Its profit stood at Rs 127.77 crore in year-ago period.
Total income increased to Rs 2,345.62 crore in April -June quarter of 2015-16 from Rs 1,851.6 crore in the year-ago period, DLF said in a filing to the BSE.
Net profit fell during the April-June quarter as finance cost increased to Rs 604.32 crore from Rs 558.10 crore while total expenses rose by 37 per cent to Rs 1,539.96 crore from Rs 1,122.70 crore during the period under review.
On standalone basis, the company posted a net loss of Rs 101.88 crore for the quarter ended June 30, 2015, against a net profit of Rs 72.64 crore in the year-ago period. Income decreased to Rs 535.71 crore for the quarter ended June from Rs 762.38 crore for the quarter ended June 30, 2014.
In a statement, DLF said it expects to deliver about 20 million sq ft of area over next few quarters which will create ready to move in stock.
The committee of independent directors is shortly expected to provide guidance on the best way forward for the growth of the rental business and the best solution for resolving the CCPS issue, it added.
In late 2009, DLF had merged its subsidiary DLF Cyber City Developers Ltd (DCCDL) with promoter firm Caraf Builders & Constructions. DCCDL had issued CCPS (Compulsorily Convertible Preference Shares) worth Rs 1,597 crore to promoters.
DLF achieved sales bookings of 0.16 million sq ft and leased 0.21 million sq ft. It handed over 1.2 million sq ft.

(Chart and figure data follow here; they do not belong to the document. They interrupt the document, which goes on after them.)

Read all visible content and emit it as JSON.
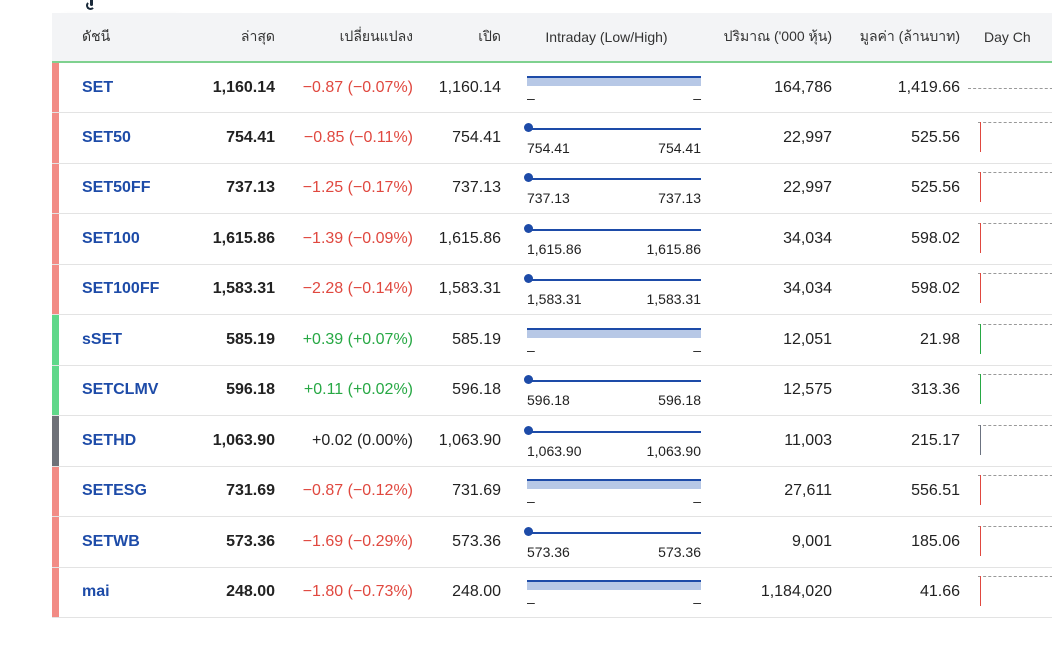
{
  "columns": {
    "name": "ดัชนี",
    "last": "ล่าสุด",
    "change": "เปลี่ยนแปลง",
    "open": "เปิด",
    "intraday": "Intraday (Low/High)",
    "volume": "ปริมาณ ('000 หุ้น)",
    "value": "มูลค่า (ล้านบาท)",
    "daychart": "Day Ch"
  },
  "colors": {
    "down": "#e0483f",
    "up": "#27a844",
    "unchanged": "#6b7280",
    "down_bar": "#f28b85",
    "up_bar": "#5fd88a",
    "unchanged_bar": "#6e7178",
    "link": "#1d4ba8"
  },
  "rows": [
    {
      "name": "SET",
      "last": "1,160.14",
      "change": "−0.87 (−0.07%)",
      "direction": "down",
      "open": "1,160.14",
      "low": "–",
      "high": "–",
      "volume": "164,786",
      "value": "1,419.66"
    },
    {
      "name": "SET50",
      "last": "754.41",
      "change": "−0.85 (−0.11%)",
      "direction": "down",
      "open": "754.41",
      "low": "754.41",
      "high": "754.41",
      "volume": "22,997",
      "value": "525.56"
    },
    {
      "name": "SET50FF",
      "last": "737.13",
      "change": "−1.25 (−0.17%)",
      "direction": "down",
      "open": "737.13",
      "low": "737.13",
      "high": "737.13",
      "volume": "22,997",
      "value": "525.56"
    },
    {
      "name": "SET100",
      "last": "1,615.86",
      "change": "−1.39 (−0.09%)",
      "direction": "down",
      "open": "1,615.86",
      "low": "1,615.86",
      "high": "1,615.86",
      "volume": "34,034",
      "value": "598.02"
    },
    {
      "name": "SET100FF",
      "last": "1,583.31",
      "change": "−2.28 (−0.14%)",
      "direction": "down",
      "open": "1,583.31",
      "low": "1,583.31",
      "high": "1,583.31",
      "volume": "34,034",
      "value": "598.02"
    },
    {
      "name": "sSET",
      "last": "585.19",
      "change": "+0.39 (+0.07%)",
      "direction": "up",
      "open": "585.19",
      "low": "–",
      "high": "–",
      "volume": "12,051",
      "value": "21.98"
    },
    {
      "name": "SETCLMV",
      "last": "596.18",
      "change": "+0.11 (+0.02%)",
      "direction": "up",
      "open": "596.18",
      "low": "596.18",
      "high": "596.18",
      "volume": "12,575",
      "value": "313.36"
    },
    {
      "name": "SETHD",
      "last": "1,063.90",
      "change": "+0.02 (0.00%)",
      "direction": "unchanged",
      "open": "1,063.90",
      "low": "1,063.90",
      "high": "1,063.90",
      "volume": "11,003",
      "value": "215.17"
    },
    {
      "name": "SETESG",
      "last": "731.69",
      "change": "−0.87 (−0.12%)",
      "direction": "down",
      "open": "731.69",
      "low": "–",
      "high": "–",
      "volume": "27,611",
      "value": "556.51"
    },
    {
      "name": "SETWB",
      "last": "573.36",
      "change": "−1.69 (−0.29%)",
      "direction": "down",
      "open": "573.36",
      "low": "573.36",
      "high": "573.36",
      "volume": "9,001",
      "value": "185.06"
    },
    {
      "name": "mai",
      "last": "248.00",
      "change": "−1.80 (−0.73%)",
      "direction": "down",
      "open": "248.00",
      "low": "–",
      "high": "–",
      "volume": "1,184,020",
      "value": "41.66"
    }
  ]
}
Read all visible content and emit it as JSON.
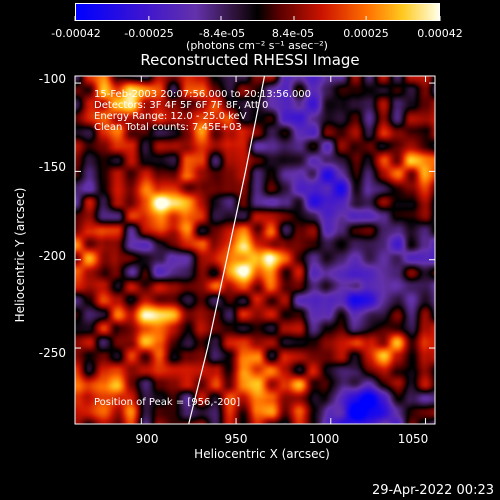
{
  "chart_data": {
    "type": "heatmap",
    "title": "Reconstructed RHESSI Image",
    "xlabel": "Heliocentric X (arcsec)",
    "ylabel": "Heliocentric Y (arcsec)",
    "xlim": [
      865,
      1055
    ],
    "ylim": [
      -293,
      -96
    ],
    "xticks": [
      900,
      950,
      1000,
      1050
    ],
    "yticks": [
      -100,
      -150,
      -200,
      -250
    ],
    "colorbar": {
      "range": [
        -0.00042,
        0.00042
      ],
      "tick_labels": [
        "-0.00042",
        "-0.00025",
        "-8.4e-05",
        "8.4e-05",
        "0.00025",
        "0.00042"
      ],
      "tick_values": [
        -0.00042,
        -0.00025,
        -8.4e-05,
        8.4e-05,
        0.00025,
        0.00042
      ],
      "unit_label": "(photons cm⁻² s⁻¹ asec⁻²)"
    },
    "info_lines": [
      "15-Feb-2003 20:07:56.000 to 20:13:56.000",
      "Detectors: 3F 4F 5F 6F 7F 8F, Att 0",
      "Energy Range: 12.0 - 25.0 keV",
      "Clean      Total counts: 7.45E+03"
    ],
    "peak_label": "Position of Peak = [956,-200]",
    "peak": [
      956,
      -200
    ],
    "limb_curve": [
      [
        925,
        -293
      ],
      [
        935,
        -250
      ],
      [
        945,
        -200
      ],
      [
        955,
        -150
      ],
      [
        965,
        -96
      ]
    ],
    "hot_spots": [
      {
        "x": 956,
        "y": -200,
        "value": 0.00042
      },
      {
        "x": 915,
        "y": -170,
        "value": 0.00036
      },
      {
        "x": 888,
        "y": -110,
        "value": 0.00028
      },
      {
        "x": 935,
        "y": -120,
        "value": 0.00025
      },
      {
        "x": 905,
        "y": -235,
        "value": 0.0003
      },
      {
        "x": 880,
        "y": -280,
        "value": 0.00028
      },
      {
        "x": 960,
        "y": -270,
        "value": 0.00028
      },
      {
        "x": 1040,
        "y": -145,
        "value": 0.00024
      },
      {
        "x": 1030,
        "y": -250,
        "value": 0.00022
      },
      {
        "x": 990,
        "y": -280,
        "value": 0.00018
      },
      {
        "x": 870,
        "y": -200,
        "value": 0.00022
      }
    ],
    "cold_spots": [
      {
        "x": 1000,
        "y": -160,
        "value": -0.00025
      },
      {
        "x": 1010,
        "y": -220,
        "value": -0.00025
      },
      {
        "x": 1015,
        "y": -285,
        "value": -0.00042
      },
      {
        "x": 985,
        "y": -110,
        "value": -0.00015
      },
      {
        "x": 905,
        "y": -200,
        "value": -0.00018
      },
      {
        "x": 1045,
        "y": -190,
        "value": -0.00015
      }
    ]
  },
  "timestamp": "29-Apr-2022 00:23"
}
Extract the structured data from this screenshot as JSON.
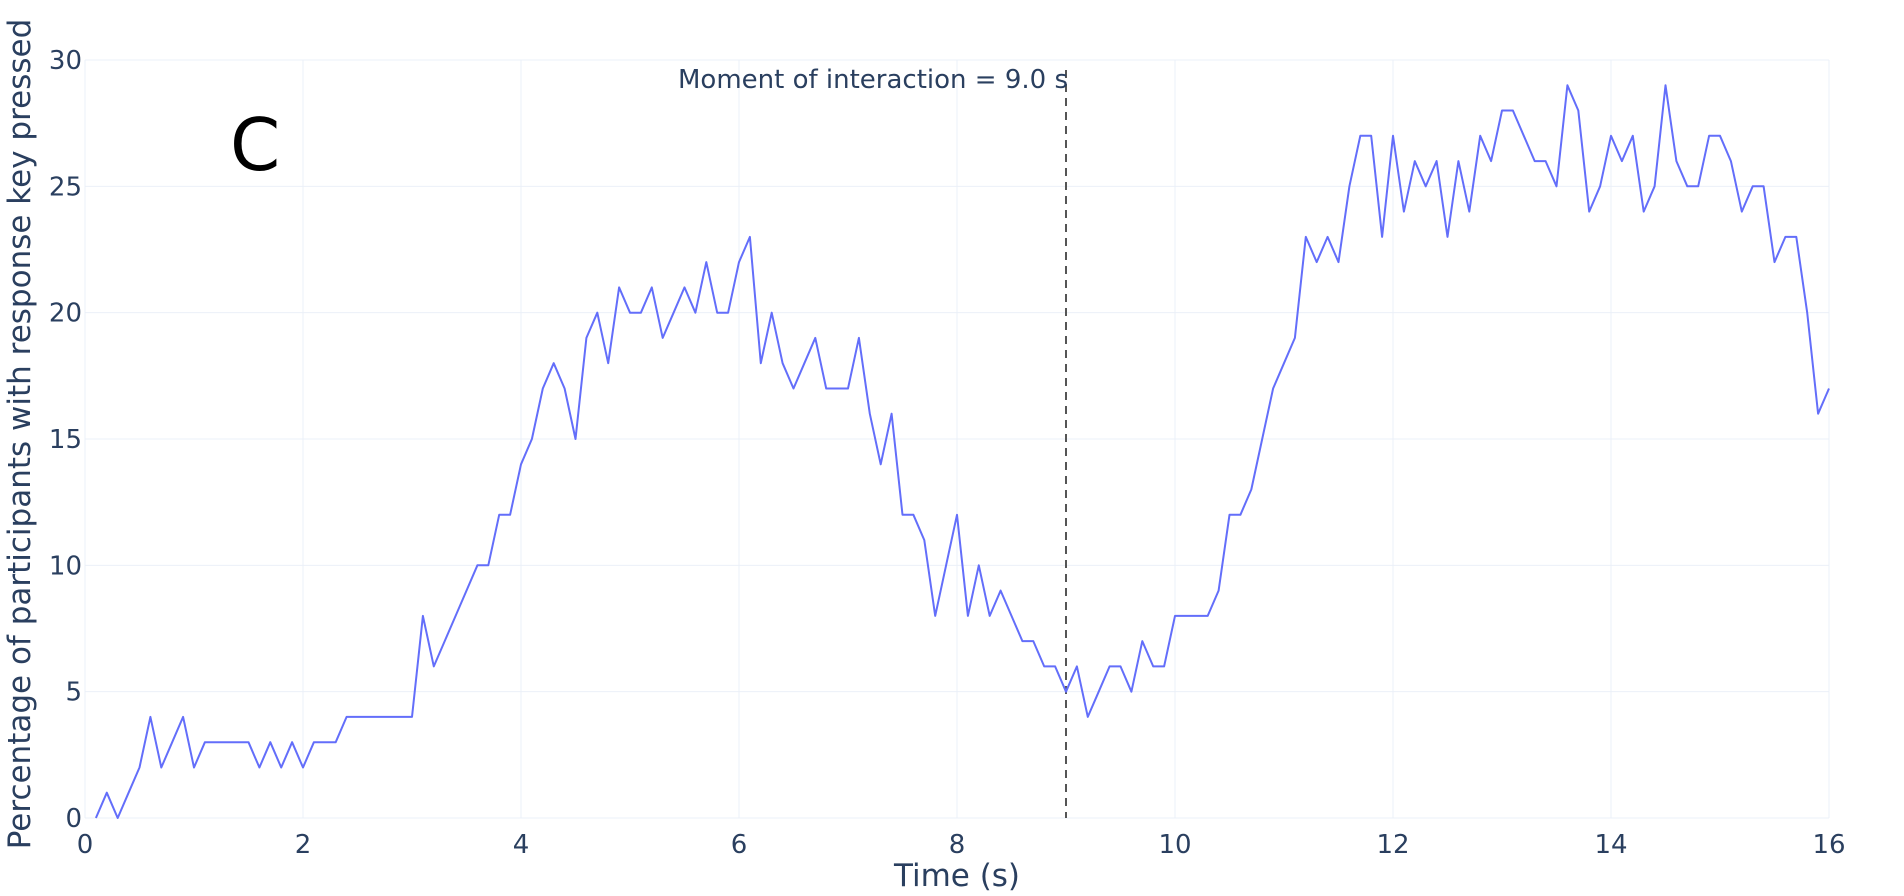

Post first quarter, the company said it has executed a sale deed on August 5 for sale of a project. "As per the terms of the sale deed, the company has recorded foreseeable loss of about Rs 47.54 crore reflecting the difference between the sales consideration and carrying cost of the project and is classified as an exceptional item in these results".
Its share price fell by 2.69 per cent at Rs 114.05 apiece on the BSE.